Curry-Antetokounmpo, regalo e invito a San Francisco?

Giannis Antetokounmpo anche quest’anno sta dimostrando la propria straripante forza sul parquet, candidandosi ancora una volta per la vittoria del premio di MVP – dopo la vittoria nel 2019 – grazie ad una stagione da 30 punti e 12 rimbalzi di media

A Milwaukee di lunghi che hanno fatto la storia ne sanno già qualcosa: semi-irripetibili i 6 anni di Kareem Abdul-Jabbar, al secolo Lew Alcindor, con la casacca dei Cervi, culminati con la vittoria dell’unico titolo NBA della franchigia nel 1971. Anello che nel Wisconsin vorrebbero bissare anche con il Greek Freak che, circondato da compagni di buonissima caratura come Bledsoe, Middleton e Lopez, nonostante l’addio estivo di Brogdon, dopo essere andato ad un passo dalle Finals nella passata stagione, si sta confermando anche quest’anno come miglior giocatore della prima forza della Eastern Conference.

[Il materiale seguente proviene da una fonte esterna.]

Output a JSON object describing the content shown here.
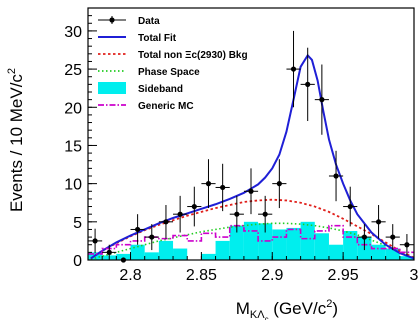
{
  "chart_data": {
    "type": "line",
    "xlabel": "M",
    "xlabel_sub": "KΛ",
    "xlabel_subsub": "c",
    "xlabel_unit": " (GeV/c",
    "xlabel_sup": "2",
    "xlabel_close": ")",
    "ylabel": "Events / 10 MeV/c",
    "ylabel_sup": "2",
    "xlim": [
      2.77,
      3.0
    ],
    "ylim": [
      0,
      33
    ],
    "xticks": [
      2.8,
      2.85,
      2.9,
      2.95,
      3.0
    ],
    "xtick_labels": [
      "2.8",
      "2.85",
      "2.9",
      "2.95",
      "3"
    ],
    "yticks": [
      0,
      5,
      10,
      15,
      20,
      25,
      30
    ],
    "ytick_labels": [
      "0",
      "5",
      "10",
      "15",
      "20",
      "25",
      "30"
    ],
    "legend_position": "top-left",
    "legend": [
      {
        "key": "data",
        "label": "Data"
      },
      {
        "key": "fit",
        "label": "Total Fit"
      },
      {
        "key": "bkg",
        "label": "Total non Ξc(2930) Bkg"
      },
      {
        "key": "ps",
        "label": "Phase Space"
      },
      {
        "key": "sideband",
        "label": "Sideband"
      },
      {
        "key": "mc",
        "label": "Generic MC"
      }
    ],
    "colors": {
      "data": "#000000",
      "fit": "#1f1fd6",
      "bkg": "#e0201b",
      "ps": "#22cc22",
      "sideband": "#00eeee",
      "mc": "#cc00cc"
    },
    "data_points": {
      "x": [
        2.775,
        2.785,
        2.795,
        2.805,
        2.815,
        2.825,
        2.835,
        2.845,
        2.855,
        2.865,
        2.875,
        2.885,
        2.895,
        2.905,
        2.915,
        2.925,
        2.935,
        2.945,
        2.955,
        2.965,
        2.975,
        2.985,
        2.995
      ],
      "y": [
        2.5,
        1,
        0,
        4,
        3,
        5,
        6,
        7,
        10,
        9.5,
        6,
        9,
        6,
        10,
        25,
        23,
        21,
        11,
        7,
        3,
        5,
        3,
        2
      ],
      "err": [
        1.6,
        1.0,
        0.0,
        2.0,
        1.7,
        2.2,
        2.4,
        2.6,
        3.2,
        3.1,
        2.4,
        3.0,
        2.4,
        3.2,
        5.0,
        4.8,
        4.6,
        3.3,
        2.6,
        1.7,
        2.2,
        1.7,
        1.4
      ]
    },
    "sideband": {
      "x": [
        2.775,
        2.785,
        2.795,
        2.805,
        2.815,
        2.825,
        2.835,
        2.845,
        2.855,
        2.865,
        2.875,
        2.885,
        2.895,
        2.905,
        2.915,
        2.925,
        2.935,
        2.945,
        2.955,
        2.965,
        2.975,
        2.985,
        2.995
      ],
      "y": [
        1.0,
        0.6,
        0.8,
        2.0,
        1.0,
        2.5,
        1.5,
        0,
        0.8,
        2.5,
        4.5,
        5.0,
        4.8,
        4.0,
        4.2,
        5.0,
        3.5,
        2.0,
        3.8,
        3.0,
        2.0,
        1.5,
        0.5
      ]
    },
    "generic_mc": {
      "x": [
        2.775,
        2.785,
        2.795,
        2.805,
        2.815,
        2.825,
        2.835,
        2.845,
        2.855,
        2.865,
        2.875,
        2.885,
        2.895,
        2.905,
        2.915,
        2.925,
        2.935,
        2.945,
        2.955,
        2.965,
        2.975,
        2.985,
        2.995
      ],
      "y": [
        0.8,
        1.5,
        2.0,
        2.5,
        3.0,
        2.8,
        3.2,
        2.5,
        3.5,
        3.0,
        4.5,
        3.8,
        2.5,
        3.0,
        4.0,
        2.8,
        3.8,
        4.5,
        3.0,
        2.0,
        1.5,
        1.5,
        1.0
      ]
    },
    "total_fit": {
      "x": [
        2.772,
        2.78,
        2.79,
        2.8,
        2.81,
        2.82,
        2.83,
        2.84,
        2.85,
        2.86,
        2.87,
        2.88,
        2.89,
        2.895,
        2.9,
        2.905,
        2.91,
        2.915,
        2.92,
        2.925,
        2.928,
        2.932,
        2.936,
        2.94,
        2.945,
        2.95,
        2.955,
        2.96,
        2.97,
        2.98,
        2.99,
        3.0
      ],
      "y": [
        0.2,
        1.2,
        2.3,
        3.2,
        4.0,
        4.8,
        5.5,
        6.1,
        6.7,
        7.3,
        8.0,
        8.8,
        9.9,
        10.8,
        12.0,
        13.8,
        16.8,
        21.0,
        25.3,
        26.8,
        26.2,
        23.5,
        19.5,
        15.8,
        12.5,
        10.0,
        7.8,
        6.0,
        3.6,
        2.0,
        0.9,
        0.2
      ]
    },
    "total_bkg": {
      "x": [
        2.772,
        2.78,
        2.79,
        2.8,
        2.81,
        2.82,
        2.83,
        2.84,
        2.85,
        2.86,
        2.87,
        2.88,
        2.89,
        2.9,
        2.91,
        2.92,
        2.93,
        2.94,
        2.95,
        2.96,
        2.97,
        2.98,
        2.99,
        3.0
      ],
      "y": [
        0.2,
        1.2,
        2.2,
        3.1,
        3.9,
        4.6,
        5.2,
        5.8,
        6.3,
        6.8,
        7.2,
        7.6,
        7.8,
        7.9,
        7.8,
        7.5,
        7.0,
        6.3,
        5.4,
        4.4,
        3.4,
        2.3,
        1.2,
        0.3
      ]
    },
    "phase_space": {
      "x": [
        2.772,
        2.78,
        2.79,
        2.8,
        2.81,
        2.82,
        2.83,
        2.84,
        2.85,
        2.86,
        2.87,
        2.88,
        2.89,
        2.9,
        2.91,
        2.92,
        2.93,
        2.94,
        2.95,
        2.96,
        2.97,
        2.98,
        2.99,
        3.0
      ],
      "y": [
        0.1,
        0.5,
        1.0,
        1.5,
        2.0,
        2.5,
        2.9,
        3.3,
        3.7,
        4.0,
        4.3,
        4.5,
        4.7,
        4.8,
        4.8,
        4.7,
        4.5,
        4.2,
        3.8,
        3.3,
        2.6,
        1.9,
        1.0,
        0.2
      ]
    }
  }
}
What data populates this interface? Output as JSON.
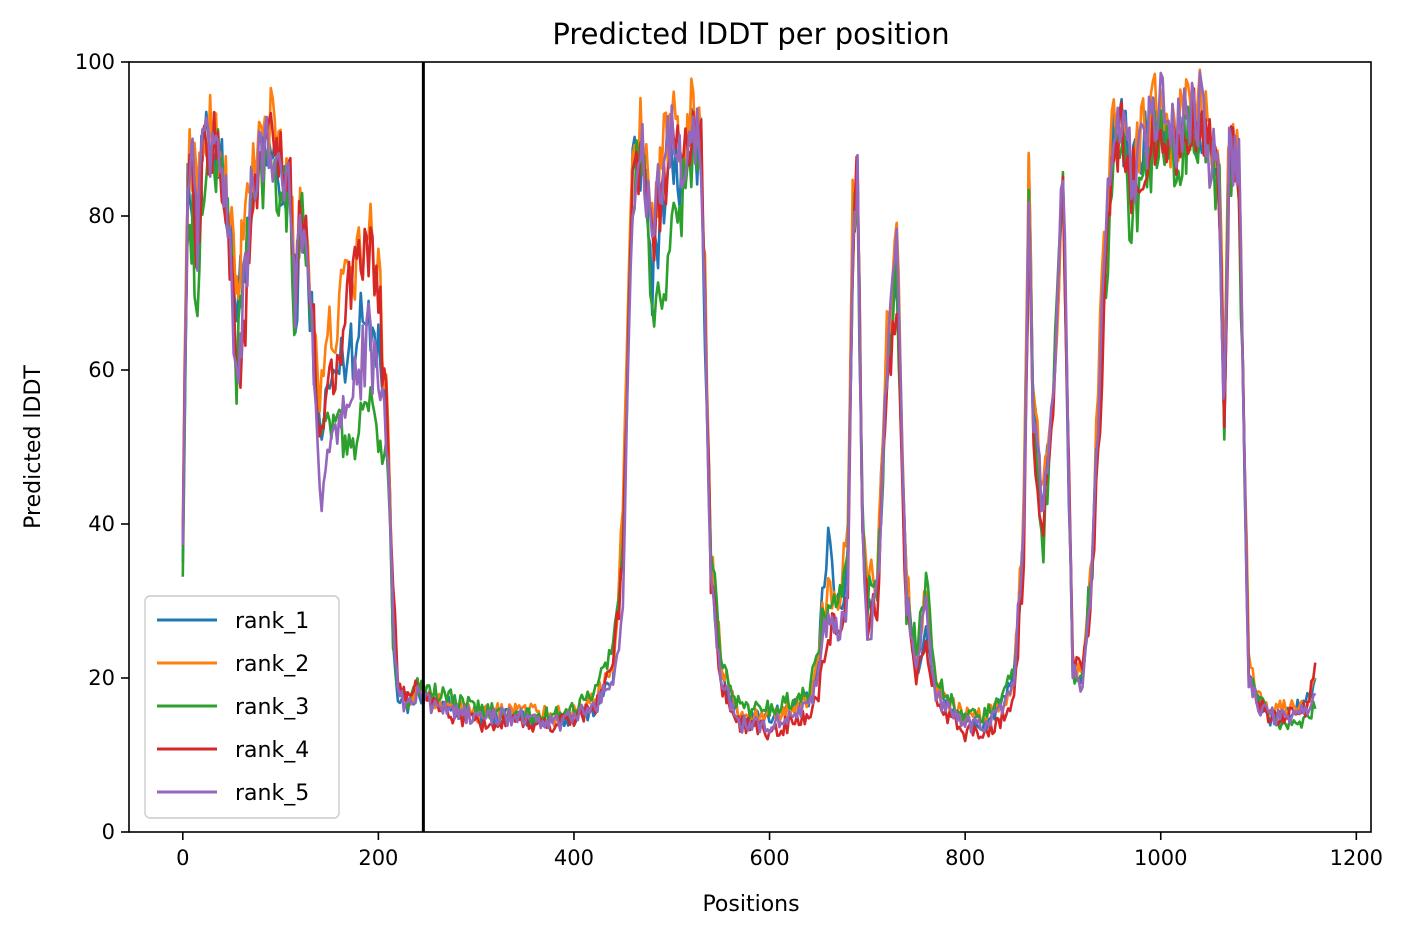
{
  "chart_data": {
    "type": "line",
    "title": "Predicted lDDT per position",
    "xlabel": "Positions",
    "ylabel": "Predicted lDDT",
    "xlim": [
      -55,
      1215
    ],
    "ylim": [
      0,
      100
    ],
    "xticks": [
      0,
      200,
      400,
      600,
      800,
      1000,
      1200
    ],
    "yticks": [
      0,
      20,
      40,
      60,
      80,
      100
    ],
    "grid": false,
    "legend_position": "lower-left",
    "vline": 246,
    "series": [
      {
        "name": "rank_1",
        "color": "#1f77b4",
        "x": [
          0,
          5,
          10,
          15,
          20,
          30,
          40,
          50,
          55,
          60,
          70,
          80,
          90,
          100,
          110,
          115,
          120,
          130,
          140,
          150,
          160,
          170,
          180,
          190,
          200,
          210,
          215,
          220,
          230,
          240,
          260,
          300,
          340,
          380,
          400,
          420,
          440,
          450,
          460,
          470,
          480,
          490,
          500,
          510,
          520,
          530,
          540,
          550,
          570,
          600,
          620,
          640,
          650,
          660,
          670,
          680,
          685,
          690,
          695,
          700,
          710,
          720,
          730,
          740,
          750,
          760,
          770,
          780,
          800,
          820,
          840,
          850,
          860,
          865,
          870,
          880,
          890,
          900,
          910,
          920,
          930,
          940,
          950,
          960,
          970,
          980,
          990,
          1000,
          1010,
          1020,
          1030,
          1040,
          1050,
          1060,
          1065,
          1070,
          1080,
          1090,
          1100,
          1110,
          1130,
          1150,
          1158
        ],
        "y": [
          38,
          82,
          84,
          77,
          88,
          90,
          87,
          76,
          68,
          72,
          82,
          86,
          88,
          84,
          80,
          64,
          80,
          70,
          52,
          58,
          60,
          63,
          65,
          68,
          64,
          52,
          25,
          18,
          16,
          18,
          17,
          15,
          15,
          14,
          15,
          16,
          20,
          40,
          85,
          88,
          72,
          82,
          88,
          84,
          90,
          88,
          35,
          20,
          15,
          15,
          16,
          17,
          22,
          39,
          28,
          35,
          78,
          86,
          40,
          30,
          32,
          62,
          73,
          32,
          20,
          26,
          18,
          17,
          14,
          14,
          17,
          20,
          40,
          83,
          55,
          42,
          58,
          84,
          20,
          20,
          35,
          68,
          90,
          92,
          85,
          88,
          92,
          93,
          88,
          90,
          92,
          92,
          88,
          80,
          50,
          88,
          86,
          20,
          17,
          15,
          15,
          17,
          20
        ]
      },
      {
        "name": "rank_2",
        "color": "#ff7f0e",
        "x": [
          0,
          5,
          10,
          15,
          20,
          30,
          40,
          50,
          55,
          60,
          70,
          80,
          90,
          100,
          110,
          115,
          120,
          130,
          140,
          150,
          160,
          170,
          180,
          190,
          200,
          210,
          215,
          220,
          230,
          240,
          260,
          300,
          340,
          380,
          400,
          420,
          440,
          450,
          460,
          470,
          480,
          490,
          500,
          510,
          520,
          530,
          540,
          550,
          570,
          600,
          620,
          640,
          650,
          660,
          670,
          680,
          685,
          690,
          695,
          700,
          710,
          720,
          730,
          740,
          750,
          760,
          770,
          780,
          800,
          820,
          840,
          850,
          860,
          865,
          870,
          880,
          890,
          900,
          910,
          920,
          930,
          940,
          950,
          960,
          970,
          980,
          990,
          1000,
          1010,
          1020,
          1030,
          1040,
          1050,
          1060,
          1065,
          1070,
          1080,
          1090,
          1100,
          1110,
          1130,
          1150,
          1158
        ],
        "y": [
          42,
          86,
          88,
          80,
          90,
          92,
          88,
          78,
          70,
          75,
          86,
          90,
          92,
          88,
          84,
          70,
          84,
          74,
          56,
          64,
          68,
          72,
          74,
          78,
          72,
          55,
          28,
          19,
          17,
          19,
          17,
          15,
          16,
          15,
          16,
          17,
          22,
          42,
          88,
          92,
          80,
          88,
          92,
          88,
          93,
          92,
          38,
          22,
          15,
          15,
          16,
          17,
          23,
          33,
          30,
          38,
          80,
          88,
          42,
          32,
          34,
          64,
          78,
          34,
          22,
          30,
          19,
          17,
          15,
          15,
          17,
          20,
          42,
          84,
          56,
          44,
          58,
          86,
          21,
          21,
          38,
          70,
          92,
          94,
          88,
          90,
          94,
          96,
          90,
          92,
          95,
          95,
          90,
          84,
          56,
          92,
          88,
          22,
          18,
          16,
          16,
          17,
          20
        ]
      },
      {
        "name": "rank_3",
        "color": "#2ca02c",
        "x": [
          0,
          5,
          10,
          15,
          20,
          30,
          40,
          50,
          55,
          60,
          70,
          80,
          90,
          100,
          110,
          115,
          120,
          130,
          140,
          150,
          160,
          170,
          180,
          190,
          200,
          210,
          215,
          220,
          230,
          240,
          260,
          300,
          340,
          380,
          400,
          420,
          440,
          450,
          460,
          470,
          480,
          490,
          500,
          510,
          520,
          530,
          540,
          550,
          570,
          600,
          620,
          640,
          650,
          660,
          670,
          680,
          685,
          690,
          695,
          700,
          710,
          720,
          730,
          740,
          750,
          760,
          770,
          780,
          800,
          820,
          840,
          850,
          860,
          865,
          870,
          880,
          890,
          900,
          910,
          920,
          930,
          940,
          950,
          960,
          970,
          980,
          990,
          1000,
          1010,
          1020,
          1030,
          1040,
          1050,
          1060,
          1065,
          1070,
          1080,
          1090,
          1100,
          1110,
          1130,
          1150,
          1158
        ],
        "y": [
          36,
          80,
          78,
          64,
          84,
          88,
          86,
          74,
          58,
          70,
          80,
          85,
          88,
          84,
          82,
          66,
          82,
          72,
          50,
          54,
          52,
          50,
          52,
          56,
          52,
          48,
          25,
          19,
          17,
          19,
          18,
          16,
          15,
          15,
          16,
          18,
          24,
          38,
          84,
          88,
          70,
          64,
          78,
          82,
          88,
          86,
          36,
          23,
          16,
          16,
          17,
          18,
          24,
          30,
          29,
          34,
          76,
          84,
          40,
          30,
          32,
          58,
          70,
          30,
          24,
          32,
          20,
          18,
          15,
          15,
          18,
          21,
          38,
          80,
          52,
          38,
          56,
          82,
          20,
          20,
          36,
          64,
          86,
          88,
          80,
          84,
          88,
          90,
          86,
          88,
          90,
          92,
          86,
          82,
          52,
          86,
          84,
          20,
          17,
          15,
          14,
          15,
          16
        ]
      },
      {
        "name": "rank_4",
        "color": "#d62728",
        "x": [
          0,
          5,
          10,
          15,
          20,
          30,
          40,
          50,
          55,
          60,
          70,
          80,
          90,
          100,
          110,
          115,
          120,
          130,
          140,
          150,
          160,
          170,
          180,
          190,
          200,
          210,
          215,
          220,
          230,
          240,
          260,
          300,
          340,
          380,
          400,
          420,
          440,
          450,
          460,
          470,
          480,
          490,
          500,
          510,
          520,
          530,
          540,
          550,
          570,
          600,
          620,
          640,
          650,
          660,
          670,
          680,
          685,
          690,
          695,
          700,
          710,
          720,
          730,
          740,
          750,
          760,
          770,
          780,
          800,
          820,
          840,
          850,
          860,
          865,
          870,
          880,
          890,
          900,
          910,
          920,
          930,
          940,
          950,
          960,
          970,
          980,
          990,
          1000,
          1010,
          1020,
          1030,
          1040,
          1050,
          1060,
          1065,
          1070,
          1080,
          1090,
          1100,
          1110,
          1130,
          1150,
          1158
        ],
        "y": [
          40,
          84,
          82,
          74,
          86,
          90,
          86,
          74,
          60,
          60,
          78,
          86,
          90,
          86,
          84,
          68,
          82,
          72,
          52,
          58,
          64,
          70,
          72,
          76,
          70,
          52,
          30,
          20,
          17,
          19,
          16,
          14,
          14,
          14,
          15,
          16,
          22,
          35,
          84,
          90,
          74,
          84,
          90,
          86,
          92,
          90,
          34,
          19,
          14,
          13,
          14,
          15,
          18,
          26,
          25,
          28,
          74,
          86,
          38,
          28,
          30,
          58,
          70,
          28,
          20,
          24,
          17,
          15,
          13,
          13,
          15,
          18,
          36,
          78,
          50,
          40,
          54,
          84,
          22,
          21,
          32,
          60,
          86,
          90,
          84,
          86,
          90,
          92,
          88,
          90,
          92,
          92,
          88,
          82,
          55,
          88,
          86,
          21,
          17,
          15,
          15,
          16,
          22
        ]
      },
      {
        "name": "rank_5",
        "color": "#9467bd",
        "x": [
          0,
          5,
          10,
          15,
          20,
          30,
          40,
          50,
          55,
          60,
          70,
          80,
          90,
          100,
          110,
          115,
          120,
          130,
          140,
          150,
          160,
          170,
          180,
          190,
          200,
          210,
          215,
          220,
          230,
          240,
          260,
          300,
          340,
          380,
          400,
          420,
          440,
          450,
          460,
          470,
          480,
          490,
          500,
          510,
          520,
          530,
          540,
          550,
          570,
          600,
          620,
          640,
          650,
          660,
          670,
          680,
          685,
          690,
          695,
          700,
          710,
          720,
          730,
          740,
          750,
          760,
          770,
          780,
          800,
          820,
          840,
          850,
          860,
          865,
          870,
          880,
          890,
          900,
          910,
          920,
          930,
          940,
          950,
          960,
          970,
          980,
          990,
          1000,
          1010,
          1020,
          1030,
          1040,
          1050,
          1060,
          1065,
          1070,
          1080,
          1090,
          1100,
          1110,
          1130,
          1150,
          1158
        ],
        "y": [
          40,
          84,
          86,
          76,
          88,
          90,
          86,
          72,
          58,
          66,
          82,
          88,
          90,
          86,
          84,
          68,
          82,
          72,
          42,
          50,
          54,
          58,
          60,
          64,
          58,
          50,
          27,
          18,
          16,
          18,
          16,
          15,
          15,
          14,
          15,
          16,
          20,
          30,
          82,
          90,
          76,
          86,
          90,
          86,
          92,
          90,
          33,
          20,
          14,
          14,
          15,
          16,
          20,
          30,
          26,
          30,
          76,
          86,
          40,
          24,
          30,
          60,
          78,
          30,
          22,
          28,
          18,
          16,
          14,
          14,
          16,
          19,
          38,
          80,
          52,
          42,
          56,
          86,
          21,
          19,
          34,
          66,
          90,
          92,
          86,
          88,
          92,
          94,
          90,
          92,
          94,
          94,
          88,
          84,
          55,
          90,
          86,
          20,
          16,
          15,
          15,
          16,
          18
        ]
      }
    ]
  }
}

Eppure quella che da sempre è sembrata essere sin dall’inizio una delle storie sportive più belle degli ultimi anni, potrebbe non avere il suo lieto fine: nella free-agency del 2021, infatti, scadrà il contratto quadriennale firmato da Antetokounmpo nel 2017 e i greco diventerà ufficialmente un free-agent.

Ed è qui che entrano in scena i Golden State Warriors, i quali sarebbero diventando sempre più interessati al giocatore dei Bucks. Voci che sono state ulteriormente alimentate questa notte quando, al termine della partita tra le due franchigie, Steph Curry si sarebbe avvicinato ad Antetokounmpo per un breve scambio di parole, conclusosi, poi, con un fantomatico: “Come to the Dubs”.

Voce smentita (o quasi) qualche ora fa, quando è stato riferito che Curry avrebbe semplicemente consegnato al greco una maglia autografata insiemea ad una dedica.